Полковник Сасо оказался на месте и принял их необычайно любезно. Основания для хорошего настроения имелись и у него — операция по русской резидентуре шла без сбоев и набирала обороты. Деза, запущенная под советского «крота» Гнома, сработала: он вывел на Долговязого. И хотя тому удалось ускользнуть от наружного наблюдения, Сасо не отчаивался и верил: рано или поздно он снова проявится. В последние дни «крот» то ли от собственной самоуверенности, то ли под давлением Долговязого все нахальнее совал свой нос в чужие кабинеты и документы. Сасо не сомневался: дни советской резидентуры сочтены.
Появление в кабинете Дулепова с Ясновским лишний раз подтверждало это. Сумбурный доклад ротмистра, подкрепленный основательными доводами полковника, свидетельствовал о том, что русские пошли ва-банк. Тяжелейшее положение под Москвой и занесенный над Дальним Востоком меч Квантунской армии не оставляли им выбора. В НКВД готовы были заплатить любую цену, чтобы добыть данные о планах японского командования. Осторожный Сасо из опасения, что в белогвардейской контрразведке мог оказаться советский «крот», не спешил делиться с Дулеповым и Ясновским информацией, полученной на Гнома. Отделавшись общими фразами, он поспешил их выпроводить. Его гораздо больше занимало другое — с часу на час должна была начаться очередная оперативная комбинация, затеянная против Гнома.
Сасо посмотрел на часы — стрелки показывали начало четвертого, — не выдержав, потянулся к трубке телефона.

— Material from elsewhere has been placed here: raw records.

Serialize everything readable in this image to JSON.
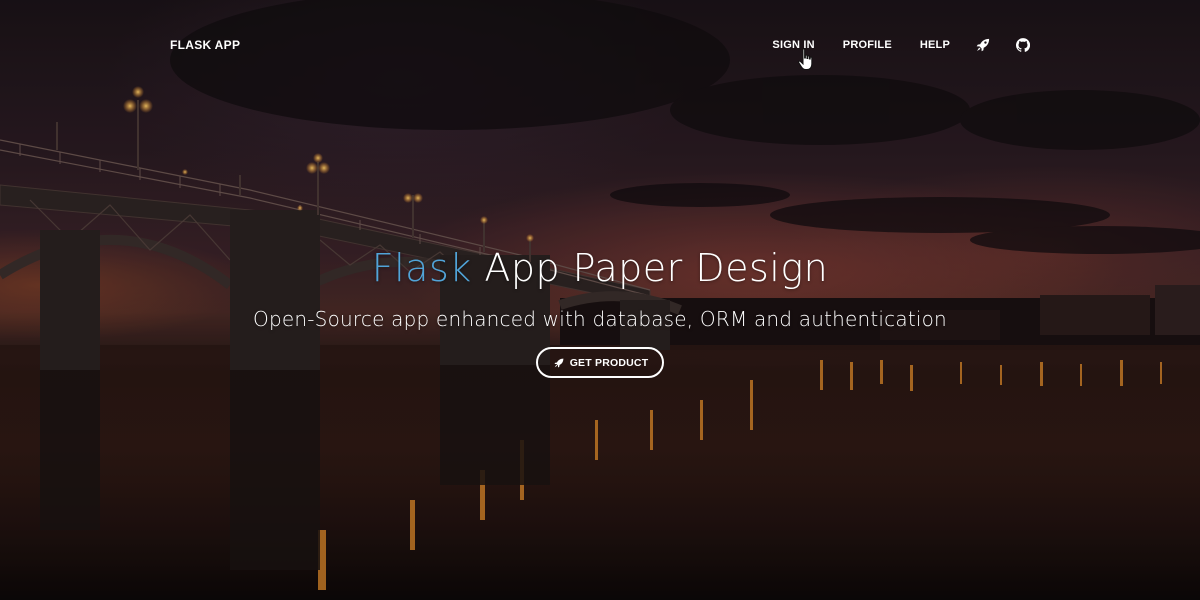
{
  "navbar": {
    "brand": "FLASK APP",
    "links": [
      {
        "label": "SIGN IN"
      },
      {
        "label": "PROFILE"
      },
      {
        "label": "HELP"
      }
    ],
    "icons": [
      {
        "name": "rocket-icon"
      },
      {
        "name": "github-icon"
      }
    ]
  },
  "hero": {
    "title_accent": "Flask",
    "title_rest": " App Paper Design",
    "subtitle": "Open-Source app enhanced with database, ORM and authentication",
    "cta_label": "GET PRODUCT",
    "cta_icon": "rocket-icon"
  },
  "colors": {
    "accent": "#51a4d8",
    "text": "#ffffff"
  }
}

На звонок ответил полковник Мацуока.
— Все идет по плану? — спросил Сасо.
— Да, — подтвердил он.
— Чем занимается объект?
— Готовит сводный отчет.
— Как себя ведет?
— Ничего необычного.
— Отлично! Действуйте, как договаривались, — распорядился Сасо и опустил трубку.
Теперь ему оставалось ждать результата. Чтобы убить время, он принялся перечитывать материалы дела на Гнома. Вскоре это занятие наскучило — в нем ему было известно все, вплоть до мелочей, и он переключился на разгадывание кроссвордов. Порыв ветра распахнул форточку, струя холодного ветра хлестанула по лицу, и Сасо встрепенулся. За окном сгустились сумерки. Он прошел к шкафу, накинул плащ, по опустевшему коридору спустился к дежурному, сдал ключи от кабинета и вышел на улицу.
Напротив мрачной громадой нависало здание штаба, в окнах второго этажа горел свет. Там, в одном из кабинетов, находился Гном. В последнее время полковник Мацуока не давал ему продыха и заваливал горой сводок, справок и докладных. Каллиграфический почерк, когда-то спасший Гнома от передовой, со временем стал сущим наказанием. И на этот раз, когда большинство офицеров разошлось по квартирам, а кто-то развлекался в борделе мадам Нарусовой, ему приходилось корпеть над очередным шедевром начальственной мысли.